DOSSIÊ ABdC 2020: FABULAÇÕES CURRICULANTES NA ESCOLA E NA UNIVERSIDADE

Maria Inez CARVALHOi 
http://orcid.org/0000-0002-8032-072X

Rosane Meire Vieira de JESUSii 
http://orcid.org/0000-0002-2920-6913

i Doutorado em Educação pelo Programa de Pós-graduação e Pesquisa em Educação da UFBA. Professora Titular da Faculdade de Educação, vinculada ao Programa de Pós-Graduação e Pesquisa em Educação, Universidade Federal da Bahia. E-mail: miscarvalho2809@gmail.com.

ii Doutorado em Educação pelo Programa de Pós-graduação e Pesquisa em Educação da UFBA. Professora Titular do Programa de Pós-Graduação em Educação e Diversidade, Mestrado Profissional em Educação e Diversidade da Universidade do Estado da Bahia. E-mail: rosanevieiraj@gmail.com.


Inventado com a intenção de problematizar as atualizações dos currículos naqueles atípicos geomomentos nos quais as leis da natureza se tornam menos universais e a intensidade das flutuações remete a uma potencialização da percepção dos comportamentos probabilísticos do evento, nesse caso, do evento curricular, o dossiê Fabulações curriculantes na escola e na universidade se concretiza em oito artigos fabulantes.

Fabulações engendradas pelo desejo de responder à pergunta: quais as possíveis fabulações curriculantes, em diversas escalas, para esses momentos de bifurcação? Momento de bifurcação é o nome dado pela física quântica a esses atípicos geomomentos, aqui pensados como hiatos curriculares, nos quais a fabulação se torna um dispositivo relevante para aproximação das probabilidades discursivas de ser para além das assunções institucionais propostas com o propósito de conservação do lugar institucional da escola e da universidade.

Nietzscheanamente, fabulação não é uma oposição à verdade, mas ao verdadeiro quando entendido como sinônimo de realidade. Trata-se de compreender a verdade como uma criação situada contingencialmente, pois verdade preexistente, independente e objetiva é uma idealização; fabular é uma experiência, logo a-com-tece discursivamente. Nesse sentido, o currículo como fabulação assume os jogos de performatividades de poder na escritura curricular, uma vez que dilui a ideia de transparência discursiva e de um sujeito social pré- discursivo que tem em si a chave da emancipação. Tudo é ilusão!

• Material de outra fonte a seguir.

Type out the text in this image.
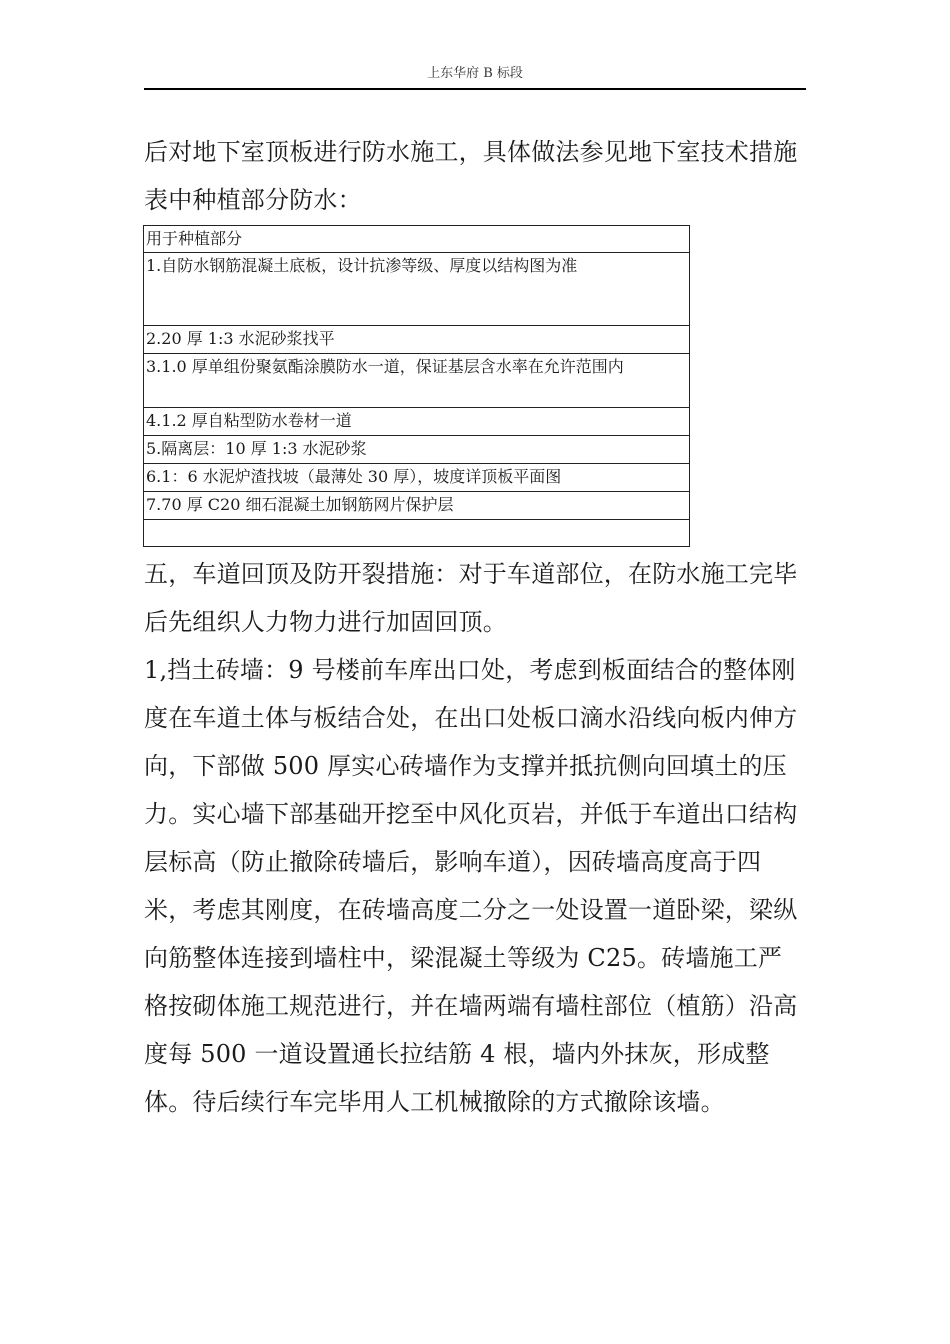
上东华府 B 标段

后对地下室顶板进行防水施工，具体做法参见地下室技术措施表中种植部分防水：

用于种植部分
1.自防水钢筋混凝土底板，设计抗渗等级、厚度以结构图为准
2.20 厚 1:3 水泥砂浆找平
3.1.0 厚单组份聚氨酯涂膜防水一道，保证基层含水率在允许范围内
4.1.2 厚自粘型防水卷材一道
5.隔离层：10 厚 1:3 水泥砂浆
6.1：6 水泥炉渣找坡（最薄处 30 厚），坡度详顶板平面图
7.70 厚 C20 细石混凝土加钢筋网片保护层

五，车道回顶及防开裂措施：对于车道部位，在防水施工完毕后先组织人力物力进行加固回顶。

1,挡土砖墙：9 号楼前车库出口处，考虑到板面结合的整体刚度在车道土体与板结合处，在出口处板口滴水沿线向板内伸方向，下部做 500 厚实心砖墙作为支撑并抵抗侧向回填土的压力。实心墙下部基础开挖至中风化页岩，并低于车道出口结构层标高（防止撤除砖墙后，影响车道），因砖墙高度高于四米，考虑其刚度，在砖墙高度二分之一处设置一道卧梁，梁纵向筋整体连接到墙柱中，梁混凝土等级为 C25。砖墙施工严格按砌体施工规范进行，并在墙两端有墙柱部位（植筋）沿高度每 500 一道设置通长拉结筋 4 根，墙内外抹灰，形成整体。待后续行车完毕用人工机械撤除的方式撤除该墙。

Para tanto, cabe aos curriculistas a compreensão de como se articulam os agenciamentos coletivos de fabulações, diante das imprevisibilidades, que são capazes de redirecionar as escrituras curriculares para outras atualizações. Esses artigos fabulantes mobilizam discussões em torno de alguns questionamentos: a valorização da dimensão existencialista exclui a presença física da escola e da universidade, mas não sua pre-sença? A escola/universidade que acontece ordinariamente pode ser trazida para o espaço privado, apesar do imaginário escolar e do medo da traição a tradições escolares/universitárias? As experiências escolares/universitárias não incluem, necessariamente, a formalidade do que possa vir a aparecer? Como um hiato curricular “ativo” pode abrir outras possibilidades de se fazer currículo? O virtual entra em cena como mediação tecnológica. Isso seria uma simplificação da potência das virtualidades?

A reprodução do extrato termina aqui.